The newest over here is Boston Ballet's Bella Figura, which I hear is causing a sort of commotion due to its scenes of partial nudity.  It's a fascinating subject - the way costume works in modern ballet.

Perhaps it's just that I'm not particularly familiar with the newest artsy performances out there - it's not like I have time to see every production (or in that case, ANY production) put on the Boston Lyric Opera, the Boston Ballet, or hey, (just for kicks), the Cirque du Soleil.  And this is only Boston we're talking about.  A small city.  But in any case, it seems as if the most exciting aesthetic, modern advances come from ballet.

Marie Taglioni's shortening of her skirt in her 1832 performance of La Sylphide - to show off her pointe work - was considered highly scandalous at the time; Stravinsky's primordial (and thoroughly modern) Rite of Spring shocked audiences in 1913.  Can I go as far as to say that ballet is in this unique position at the front of artistic development?  Of course, other performing arts categories should not be forgotten.  Let's not forget Ted Machover's opera of the futureDeath and the Powers.  But ballet, after all, incorporates music along with a celebration of the beauty of the human form.  I imagine that modern costumes for ballet would be an incredible challenge for designers.  Fashion design must be beautiful, but ballet design must take into account the way the material works with every movement of the body.  Fashionistas may argue that this happens in fashion design, but modern ballet costume design takes this concept of body and fabric moving together to a while new level.

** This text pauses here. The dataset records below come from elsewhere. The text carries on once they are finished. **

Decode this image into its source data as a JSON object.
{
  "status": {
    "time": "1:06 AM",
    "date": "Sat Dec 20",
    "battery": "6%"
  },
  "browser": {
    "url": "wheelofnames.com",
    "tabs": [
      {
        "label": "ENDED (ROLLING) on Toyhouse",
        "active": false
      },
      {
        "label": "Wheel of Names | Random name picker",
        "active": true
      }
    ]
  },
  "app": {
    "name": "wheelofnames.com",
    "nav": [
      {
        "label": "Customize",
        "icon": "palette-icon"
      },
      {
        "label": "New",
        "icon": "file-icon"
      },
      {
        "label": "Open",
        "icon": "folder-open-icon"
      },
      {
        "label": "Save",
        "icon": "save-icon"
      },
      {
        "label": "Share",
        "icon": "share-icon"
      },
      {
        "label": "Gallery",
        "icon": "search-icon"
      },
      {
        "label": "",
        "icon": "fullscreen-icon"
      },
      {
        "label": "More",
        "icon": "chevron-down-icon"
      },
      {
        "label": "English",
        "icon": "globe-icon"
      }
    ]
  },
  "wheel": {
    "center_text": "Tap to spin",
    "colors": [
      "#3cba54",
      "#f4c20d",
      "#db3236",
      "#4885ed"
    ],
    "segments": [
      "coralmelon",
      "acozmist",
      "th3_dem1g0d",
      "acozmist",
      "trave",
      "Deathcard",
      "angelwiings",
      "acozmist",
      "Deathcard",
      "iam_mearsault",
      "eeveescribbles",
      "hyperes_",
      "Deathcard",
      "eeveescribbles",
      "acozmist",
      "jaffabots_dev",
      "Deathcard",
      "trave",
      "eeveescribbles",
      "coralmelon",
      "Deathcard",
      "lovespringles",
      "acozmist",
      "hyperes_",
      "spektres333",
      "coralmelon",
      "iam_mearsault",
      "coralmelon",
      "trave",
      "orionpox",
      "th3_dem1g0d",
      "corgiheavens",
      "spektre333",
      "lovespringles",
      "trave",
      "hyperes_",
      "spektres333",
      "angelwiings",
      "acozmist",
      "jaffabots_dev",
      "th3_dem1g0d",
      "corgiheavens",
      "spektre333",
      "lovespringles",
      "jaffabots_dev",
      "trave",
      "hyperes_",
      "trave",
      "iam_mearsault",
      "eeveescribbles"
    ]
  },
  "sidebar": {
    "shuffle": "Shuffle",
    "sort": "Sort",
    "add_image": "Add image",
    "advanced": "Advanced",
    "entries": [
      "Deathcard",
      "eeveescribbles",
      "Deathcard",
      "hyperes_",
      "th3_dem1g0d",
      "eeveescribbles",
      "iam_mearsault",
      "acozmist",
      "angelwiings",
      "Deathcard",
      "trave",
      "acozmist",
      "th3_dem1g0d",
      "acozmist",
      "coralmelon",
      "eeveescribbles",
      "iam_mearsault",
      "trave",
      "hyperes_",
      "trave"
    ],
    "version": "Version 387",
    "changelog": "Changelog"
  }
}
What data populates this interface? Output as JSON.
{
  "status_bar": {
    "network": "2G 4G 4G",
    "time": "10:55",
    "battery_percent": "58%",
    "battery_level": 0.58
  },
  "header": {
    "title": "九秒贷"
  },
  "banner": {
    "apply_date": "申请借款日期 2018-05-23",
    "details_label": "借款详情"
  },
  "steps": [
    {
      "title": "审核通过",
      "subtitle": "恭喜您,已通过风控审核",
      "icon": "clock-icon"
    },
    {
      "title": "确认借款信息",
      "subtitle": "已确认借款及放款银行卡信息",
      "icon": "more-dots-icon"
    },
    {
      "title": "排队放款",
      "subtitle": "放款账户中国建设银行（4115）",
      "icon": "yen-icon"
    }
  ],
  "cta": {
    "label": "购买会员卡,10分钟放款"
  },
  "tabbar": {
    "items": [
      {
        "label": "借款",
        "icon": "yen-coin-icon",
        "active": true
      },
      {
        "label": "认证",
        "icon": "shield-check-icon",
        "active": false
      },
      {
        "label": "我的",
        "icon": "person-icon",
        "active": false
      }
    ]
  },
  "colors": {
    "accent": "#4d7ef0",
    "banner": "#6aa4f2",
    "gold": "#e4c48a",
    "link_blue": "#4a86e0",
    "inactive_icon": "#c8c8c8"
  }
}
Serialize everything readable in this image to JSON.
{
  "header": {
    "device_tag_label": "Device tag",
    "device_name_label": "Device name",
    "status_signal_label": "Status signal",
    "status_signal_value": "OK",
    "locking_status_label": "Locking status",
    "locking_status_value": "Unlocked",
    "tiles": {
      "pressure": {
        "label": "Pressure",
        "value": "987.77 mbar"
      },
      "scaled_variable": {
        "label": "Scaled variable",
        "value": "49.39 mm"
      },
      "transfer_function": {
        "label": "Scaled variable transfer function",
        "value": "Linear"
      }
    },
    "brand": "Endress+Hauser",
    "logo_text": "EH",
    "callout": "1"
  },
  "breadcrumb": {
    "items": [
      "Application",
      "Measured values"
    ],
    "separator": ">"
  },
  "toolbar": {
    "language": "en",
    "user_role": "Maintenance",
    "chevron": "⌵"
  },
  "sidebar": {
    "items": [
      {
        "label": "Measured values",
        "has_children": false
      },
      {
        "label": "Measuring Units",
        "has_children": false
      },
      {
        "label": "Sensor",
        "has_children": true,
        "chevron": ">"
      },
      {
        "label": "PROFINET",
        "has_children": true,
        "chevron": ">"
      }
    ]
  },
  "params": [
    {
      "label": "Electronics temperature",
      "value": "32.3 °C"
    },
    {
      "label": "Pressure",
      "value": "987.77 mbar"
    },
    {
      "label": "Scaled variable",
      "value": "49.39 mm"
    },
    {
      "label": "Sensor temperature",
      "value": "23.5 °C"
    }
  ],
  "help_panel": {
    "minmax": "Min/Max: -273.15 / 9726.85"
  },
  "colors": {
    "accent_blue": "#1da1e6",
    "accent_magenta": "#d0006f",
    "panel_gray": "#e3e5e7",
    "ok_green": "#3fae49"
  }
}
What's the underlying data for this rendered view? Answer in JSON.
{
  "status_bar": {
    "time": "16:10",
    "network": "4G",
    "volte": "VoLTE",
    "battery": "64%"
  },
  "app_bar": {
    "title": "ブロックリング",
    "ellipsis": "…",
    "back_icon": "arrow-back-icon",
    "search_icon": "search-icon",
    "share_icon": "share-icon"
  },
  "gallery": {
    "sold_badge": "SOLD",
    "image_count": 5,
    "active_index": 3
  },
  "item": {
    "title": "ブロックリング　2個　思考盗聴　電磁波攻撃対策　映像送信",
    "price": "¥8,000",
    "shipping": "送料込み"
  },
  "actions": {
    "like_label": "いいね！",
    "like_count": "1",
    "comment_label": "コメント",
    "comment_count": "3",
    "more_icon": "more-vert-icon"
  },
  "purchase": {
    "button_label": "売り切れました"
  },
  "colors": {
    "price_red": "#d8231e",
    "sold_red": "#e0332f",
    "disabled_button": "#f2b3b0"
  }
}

Of course, the ballet costume follows a certain pattern, and the classical tutu will always exist.  But there will also always be departures from this formula - and the departures are especially striking.  Should these new costumes even be called costume?  Certainly the word "costume" demeans one of the purest of art forms to a masquerade - something that is not real, something that peels off to reveal an interior less beautiful.  I'm pretty sure that the ballet costume is no less than a second skin to the dancer.

I think I'll start investigating these newer forms of ballet costumes (when I find time away from studying...finals are coming up in a few weeks).  Today's photo is from said performance of Boston Ballet's Bella Figura.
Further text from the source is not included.